Monday, a three-judge panel of the appellate court rejected all three arguments.
Justices Marc Rosenberg, Marvin Catzman and Louise Charron said they were satisfied with the factual evidence that Mr. Parker needs to smoke marijuana for his health, and that the drug causes relatively little harm.
They also found that the federal Health Minister’s exemption program fails to provide a safe, legal supply of the drug for people who need it for medical reasons.
“The possibility of an exemption . . . that is dependent upon the unfettered and unstructured discretion of the Minister of Health is not consistent with the principles of fundamental justice,” they said.
An estimated 150,000 people in Ontario need medicinal marijuana to ease the symptoms of AIDS, cancer treatment, glaucoma and epilepsy, but the Health Minister has granted only about 50 exemptions to date.
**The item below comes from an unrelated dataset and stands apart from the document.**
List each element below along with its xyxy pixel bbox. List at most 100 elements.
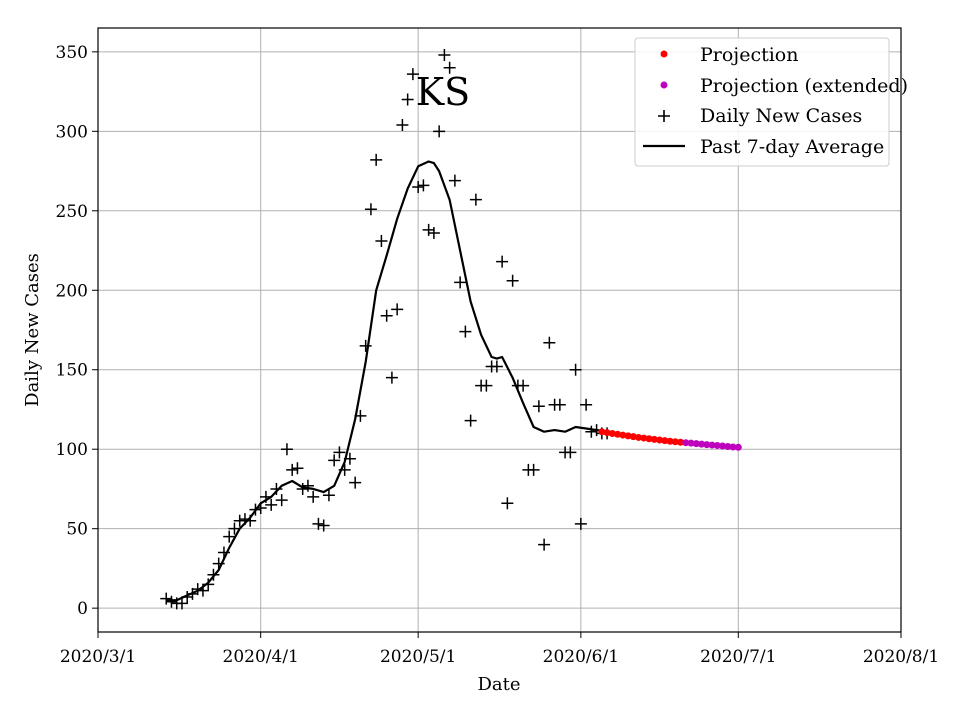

Lawyers for medicinal marijuana users say applications for exemptions go into a “black hole” at Health Canada.
“Hundreds of people get no response from the government to their applications,” said Aaron Harnett, who represented Mr. Parker at the appellate court. “They’re sitting there, sick and waiting, and the court has said the government must stop their punishment, their imprisonment.”
Mr. Young added that the government must provide a supply of legal marijuana to patients if its exemption policy is to have any meaning.
Exemption from prosecution is useless if you cannot obtain a supply of the drug, he said.
“It’s like telling people, ‘You want penicillin? Okay, get some bread, let the mould grow, and you’ll have your medicine.'”
As a result of the ruling, Mr. Parker can continue to grow and use marijuana without fear of being raided and prosecuted for one year.
Other medicinal users charged during that time will not be prosecuted until Ottawa either amends the law or mounts an appeal to the Supreme Court of Canada.
A wan-looking Mr. Parker told reporters Monday that he is thankful for the Ontario court’s decision in his case, but won’t be content until all Canadians have the right to use marijuana without prosecution.
“I really appreciate the court’s decision and it’s really opened up the gateway for other people to follow suit,” he said.
But he added that medical evidence from Spain suggests that marijuana can inhibit the growth of cancer cells, and this should be sufficient to justify its legalization here.
“Tobacco causes cancer,” said Mr. Parker, who smokes four or five joints a day. “If we can sanction the use of something that causes cancer, we can sanction something that prevents cancer.”
Ontario’s decision follows a recent B.C. Court of Appeal judgment that split the province’s top judges on whether marijuana should be illegal at all, regardless of how it is used.
The appeal court upheld Canada’s ban on marijuana possession only by a 2-1 majority. In her dissenting opinion, Madam Justice Jo-Anne Prowse said the ban violated the Canadian Charter of Rights and Freedom.
Even the two justices who upheld the ban felt it was time Parliament addressed the issue, noting that the risk posed by marijuana is small.
Canadian Alliance justice critic John Reynolds said he didn’t think the government has the stomach to open a debate on the legality of marijuana. His own party staunchly opposes legalizing the drug, he said.
“There are those who will use the opportunity to make as much noise as they possibly can, that’s the way our system works,” he said. “I’m sure the government will fix it. You can’t have a court telling a government they’re going to make marijuana legal; it’s a drug.”